O’Neil: Seahawks have a new identity — the team you can’t put away
The Seahawks used to swagger.
Now they’re steady.
They used to be a team that entered without knocking and busted up your house for three hours before leaving without saying goodbye.
Now, they’re the opponent that’s friendly enough, respectful even, but you can’t get rid of no matter how hard you try, and in fact no matter how hard they try to shoot themselves in the foot.
In the wake of Seattle’s second overtime victory in the span of nine days, we should all pause to note that this team clearly has a different identity this time around, one that was on full display Monday night in Santa Clara, Calif.
The Seahawks are that team that remains calm in the face of a double-digit deficit, unfazed by a pair of red-zone turnovers and so stone-cold resilient that they can stare down their own overtime screw up to knock off the last unbeaten team in the NFL.
These Seahawks are Russell Wilson’s deadpan demeanor in the face of a double-digit deficit.
They are Shaquill Griffin’s determination to come back to make a play, stretching every inch of his frame in a headlong dive to deflect a pass thrown to a receiver who had run past him.
They are Duane Brown – with a strained biceps and sore knee – running from the opposite side of the field to keep a 49ers linebacker from breaking a fifth tackle to return an interception for the game-winning touchdown.
This is no longer the team that swaggered and strutted its way to back-to-back Super Bowls. It doesn’t have that team’s personality nor its volatility, and there’s still a long way to go before we can say that they’re anywhere near as good, but we know one thing for sure about this season’s version of the Seattle Seahawks: They are incredibly tough to put away.

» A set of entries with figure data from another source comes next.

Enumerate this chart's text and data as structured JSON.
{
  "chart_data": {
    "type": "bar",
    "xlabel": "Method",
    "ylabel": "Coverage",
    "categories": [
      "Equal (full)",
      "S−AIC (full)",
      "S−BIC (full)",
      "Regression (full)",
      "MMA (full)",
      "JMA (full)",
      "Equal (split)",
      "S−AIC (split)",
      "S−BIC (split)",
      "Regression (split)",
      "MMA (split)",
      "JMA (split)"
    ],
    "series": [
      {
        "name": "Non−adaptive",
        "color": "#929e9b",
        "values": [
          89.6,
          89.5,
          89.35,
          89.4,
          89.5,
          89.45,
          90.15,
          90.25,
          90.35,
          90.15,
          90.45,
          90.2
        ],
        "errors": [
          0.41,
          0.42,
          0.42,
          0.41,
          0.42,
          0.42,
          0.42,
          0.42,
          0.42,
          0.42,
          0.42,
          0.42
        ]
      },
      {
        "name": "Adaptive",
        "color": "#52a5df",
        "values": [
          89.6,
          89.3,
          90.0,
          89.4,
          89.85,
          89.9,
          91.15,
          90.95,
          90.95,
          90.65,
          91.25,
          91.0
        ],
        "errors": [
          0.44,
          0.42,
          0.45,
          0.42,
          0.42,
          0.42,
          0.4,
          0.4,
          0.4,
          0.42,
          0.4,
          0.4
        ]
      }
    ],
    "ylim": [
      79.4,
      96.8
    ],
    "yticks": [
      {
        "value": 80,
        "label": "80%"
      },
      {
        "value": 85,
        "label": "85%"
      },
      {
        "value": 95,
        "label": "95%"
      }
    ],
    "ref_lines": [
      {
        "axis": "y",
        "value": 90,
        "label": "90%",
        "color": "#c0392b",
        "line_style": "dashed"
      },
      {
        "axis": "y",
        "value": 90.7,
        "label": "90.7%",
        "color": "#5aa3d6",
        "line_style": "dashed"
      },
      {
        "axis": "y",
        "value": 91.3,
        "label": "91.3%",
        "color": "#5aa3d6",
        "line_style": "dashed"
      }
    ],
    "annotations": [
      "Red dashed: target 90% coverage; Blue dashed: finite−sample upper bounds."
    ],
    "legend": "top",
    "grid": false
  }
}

They’ve got alligator blood, as Teddy KGB famously described it in “Rounders.” You can’t get rid of them. They’re going to keep hanging around, hanging around and pretty soon we will stop shaking our heads at the field-goal attempts that opponents happen to miss and notice that when one team so consistently gives itself a chance to win, it’s going to catch a few breaks in those decisive moments.

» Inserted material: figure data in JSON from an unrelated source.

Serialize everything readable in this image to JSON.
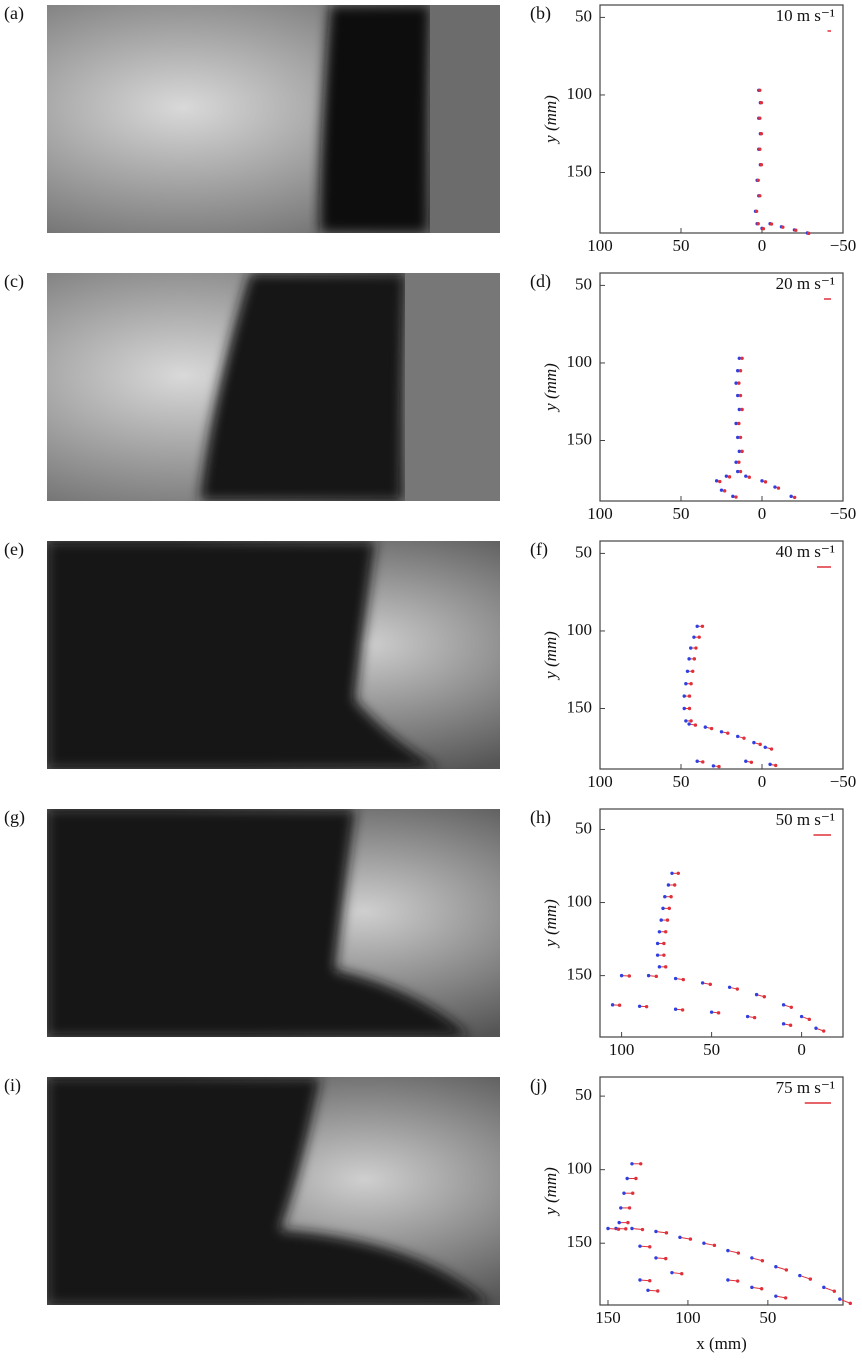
{
  "chart_data": [
    {
      "type": "quiver",
      "image_label": "(a)",
      "panel_label": "(b)",
      "ylabel": "y (mm)",
      "key": {
        "value": 10,
        "label": "10 m s⁻¹"
      },
      "xlim": [
        100,
        -50
      ],
      "ylim": [
        42,
        189
      ],
      "xticks": [
        100,
        50,
        0,
        {
          "value": -50,
          "label": "−50"
        }
      ],
      "yticks": [
        50,
        100,
        150
      ],
      "x": [
        2,
        1,
        2,
        1,
        2,
        1,
        3,
        2,
        4,
        3,
        0,
        -5,
        -12,
        -20,
        -28
      ],
      "y": [
        97,
        105,
        115,
        125,
        135,
        145,
        155,
        165,
        175,
        183,
        186,
        183,
        185,
        187,
        189
      ],
      "u": [
        -3,
        -3,
        -3,
        -3,
        -3,
        -3,
        -3,
        -3,
        -3,
        -3,
        -4,
        -4,
        -4,
        -4,
        -4
      ],
      "v": [
        0,
        0,
        0,
        0,
        0,
        0,
        0,
        0,
        0,
        0,
        1,
        1,
        1,
        1,
        1
      ]
    },
    {
      "type": "quiver",
      "image_label": "(c)",
      "panel_label": "(d)",
      "ylabel": "y (mm)",
      "key": {
        "value": 20,
        "label": "20 m s⁻¹"
      },
      "xlim": [
        100,
        -50
      ],
      "ylim": [
        42,
        189
      ],
      "xticks": [
        100,
        50,
        0,
        {
          "value": -50,
          "label": "−50"
        }
      ],
      "yticks": [
        50,
        100,
        150
      ],
      "x": [
        14,
        15,
        16,
        15,
        14,
        16,
        15,
        14,
        16,
        15,
        22,
        28,
        10,
        0,
        -8,
        -18,
        25,
        18
      ],
      "y": [
        97,
        105,
        113,
        121,
        130,
        139,
        148,
        157,
        164,
        170,
        173,
        176,
        173,
        176,
        180,
        186,
        182,
        186
      ],
      "u": [
        -8,
        -8,
        -8,
        -8,
        -8,
        -8,
        -8,
        -8,
        -8,
        -8,
        -9,
        -9,
        -10,
        -10,
        -10,
        -10,
        -9,
        -9
      ],
      "v": [
        0,
        0,
        0,
        0,
        0,
        0,
        0,
        0,
        0,
        0,
        2,
        2,
        3,
        3,
        3,
        3,
        2,
        2
      ]
    },
    {
      "type": "quiver",
      "image_label": "(e)",
      "panel_label": "(f)",
      "ylabel": "y (mm)",
      "key": {
        "value": 40,
        "label": "40 m s⁻¹"
      },
      "xlim": [
        100,
        -50
      ],
      "ylim": [
        42,
        189
      ],
      "xticks": [
        100,
        50,
        0,
        {
          "value": -50,
          "label": "−50"
        }
      ],
      "yticks": [
        50,
        100,
        150
      ],
      "x": [
        40,
        42,
        44,
        45,
        46,
        47,
        48,
        48,
        47,
        45,
        35,
        25,
        15,
        5,
        -2,
        40,
        30,
        10,
        -5
      ],
      "y": [
        97,
        104,
        111,
        118,
        126,
        134,
        142,
        150,
        158,
        160,
        162,
        165,
        168,
        172,
        175,
        184,
        187,
        184,
        186
      ],
      "u": [
        -15,
        -15,
        -15,
        -15,
        -15,
        -15,
        -15,
        -15,
        -15,
        -18,
        -18,
        -18,
        -18,
        -18,
        -18,
        -16,
        -16,
        -16,
        -16
      ],
      "v": [
        0,
        0,
        0,
        0,
        0,
        0,
        0,
        0,
        0,
        3,
        4,
        4,
        5,
        5,
        5,
        2,
        2,
        3,
        3
      ]
    },
    {
      "type": "quiver",
      "image_label": "(g)",
      "panel_label": "(h)",
      "ylabel": "y (mm)",
      "key": {
        "value": 50,
        "label": "50 m s⁻¹"
      },
      "xlim": [
        112,
        -23
      ],
      "ylim": [
        36,
        192
      ],
      "xticks": [
        100,
        50,
        0
      ],
      "yticks": [
        50,
        100,
        150
      ],
      "x": [
        72,
        74,
        76,
        77,
        78,
        79,
        80,
        80,
        79,
        100,
        85,
        70,
        55,
        40,
        25,
        10,
        0,
        -8,
        105,
        90,
        70,
        50,
        30,
        10
      ],
      "y": [
        80,
        88,
        96,
        104,
        112,
        120,
        128,
        136,
        144,
        150,
        150,
        152,
        155,
        158,
        163,
        170,
        178,
        186,
        170,
        171,
        173,
        175,
        178,
        183
      ],
      "u": [
        -18,
        -18,
        -18,
        -18,
        -18,
        -18,
        -18,
        -18,
        -18,
        -22,
        -22,
        -22,
        -22,
        -22,
        -22,
        -22,
        -22,
        -22,
        -20,
        -20,
        -20,
        -20,
        -20,
        -20
      ],
      "v": [
        0,
        0,
        0,
        0,
        0,
        0,
        0,
        0,
        0,
        1,
        2,
        3,
        4,
        5,
        6,
        7,
        8,
        8,
        1,
        1,
        2,
        2,
        3,
        4
      ]
    },
    {
      "type": "quiver",
      "image_label": "(i)",
      "panel_label": "(j)",
      "ylabel": "y (mm)",
      "xlabel": "x (mm)",
      "key": {
        "value": 75,
        "label": "75 m s⁻¹"
      },
      "xlim": [
        155,
        3
      ],
      "ylim": [
        37,
        192
      ],
      "xticks": [
        150,
        100,
        50
      ],
      "yticks": [
        50,
        100,
        150
      ],
      "x": [
        135,
        138,
        140,
        142,
        143,
        145,
        150,
        135,
        120,
        105,
        90,
        75,
        60,
        45,
        30,
        15,
        5,
        130,
        120,
        110,
        130,
        125,
        75,
        60,
        45
      ],
      "y": [
        96,
        106,
        116,
        126,
        136,
        140,
        140,
        140,
        142,
        146,
        150,
        155,
        160,
        166,
        172,
        180,
        188,
        152,
        160,
        170,
        175,
        182,
        175,
        180,
        186
      ],
      "u": [
        -25,
        -25,
        -25,
        -25,
        -25,
        -28,
        -30,
        -30,
        -30,
        -30,
        -30,
        -30,
        -30,
        -30,
        -30,
        -30,
        -30,
        -28,
        -28,
        -28,
        -28,
        -28,
        -28,
        -28,
        -28
      ],
      "v": [
        0,
        0,
        0,
        0,
        0,
        1,
        2,
        3,
        4,
        5,
        6,
        7,
        8,
        9,
        10,
        11,
        12,
        2,
        2,
        3,
        2,
        2,
        3,
        4,
        5
      ]
    }
  ]
}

The fact that all this happened in a game against the division rival that currently employs the player who best embodied the swagger of that Seahawks team that won the Super Bowl only made the difference more stark.

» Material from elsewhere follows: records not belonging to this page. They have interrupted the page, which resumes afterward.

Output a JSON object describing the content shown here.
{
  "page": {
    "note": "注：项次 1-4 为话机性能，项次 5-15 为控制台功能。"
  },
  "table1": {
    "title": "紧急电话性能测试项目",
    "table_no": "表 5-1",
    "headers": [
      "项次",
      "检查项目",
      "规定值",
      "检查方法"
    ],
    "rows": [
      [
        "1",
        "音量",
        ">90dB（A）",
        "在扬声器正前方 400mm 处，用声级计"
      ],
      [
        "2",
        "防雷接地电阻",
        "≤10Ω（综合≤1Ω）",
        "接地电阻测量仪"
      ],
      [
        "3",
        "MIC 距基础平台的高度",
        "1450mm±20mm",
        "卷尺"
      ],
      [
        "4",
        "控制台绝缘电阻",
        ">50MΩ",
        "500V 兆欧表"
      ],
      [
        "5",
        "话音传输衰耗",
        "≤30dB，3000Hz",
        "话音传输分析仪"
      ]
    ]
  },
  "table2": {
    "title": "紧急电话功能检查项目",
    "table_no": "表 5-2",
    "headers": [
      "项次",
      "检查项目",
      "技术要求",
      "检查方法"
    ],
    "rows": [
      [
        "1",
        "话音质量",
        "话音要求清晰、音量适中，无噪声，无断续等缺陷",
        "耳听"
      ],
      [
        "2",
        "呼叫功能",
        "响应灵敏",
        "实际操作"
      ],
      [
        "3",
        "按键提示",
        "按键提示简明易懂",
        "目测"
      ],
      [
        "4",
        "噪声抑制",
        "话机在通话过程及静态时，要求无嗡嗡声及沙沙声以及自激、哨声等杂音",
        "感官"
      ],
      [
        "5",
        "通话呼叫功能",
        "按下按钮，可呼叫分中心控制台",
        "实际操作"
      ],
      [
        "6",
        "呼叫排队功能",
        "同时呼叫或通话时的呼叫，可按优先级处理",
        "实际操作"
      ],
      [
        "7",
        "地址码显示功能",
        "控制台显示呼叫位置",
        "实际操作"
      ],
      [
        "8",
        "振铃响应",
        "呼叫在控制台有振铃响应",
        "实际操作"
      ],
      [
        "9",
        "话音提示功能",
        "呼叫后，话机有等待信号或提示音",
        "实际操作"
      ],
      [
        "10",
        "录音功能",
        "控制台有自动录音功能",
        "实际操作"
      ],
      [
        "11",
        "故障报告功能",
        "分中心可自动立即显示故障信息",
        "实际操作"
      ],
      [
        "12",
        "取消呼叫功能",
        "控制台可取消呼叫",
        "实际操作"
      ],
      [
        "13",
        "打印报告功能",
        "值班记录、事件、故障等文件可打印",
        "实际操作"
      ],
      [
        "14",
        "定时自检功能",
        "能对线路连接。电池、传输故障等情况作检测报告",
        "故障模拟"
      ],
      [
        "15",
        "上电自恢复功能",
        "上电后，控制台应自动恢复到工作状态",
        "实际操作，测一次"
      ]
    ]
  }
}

Seattle doesn’t intend to go anywhere. The Seahawks made that clear on Monday night in San Francisco in a game that was as puzzling as it was exciting. The Seahawks ground their gears for most of the first quarter, scored 21 points off San Francisco turnovers and won only after a replacement kicker hooked an eminently make-able field goal. But just about the time you want to chalk Seattle’s second overtime victory in nine days up to good fortune, you remember that Seattle won in spite of committing four turnovers, two of which were within 20 yards of the opponent’s end zone. And this Seahawks defense – which couldn’t seem to force so much as a punt the previous two games – kept the 49ers offense from reaching the end zone for the final 57 minutes of the game.
That gave Seattle a chance on Monday, and many times, that’s all that these Seahawks need.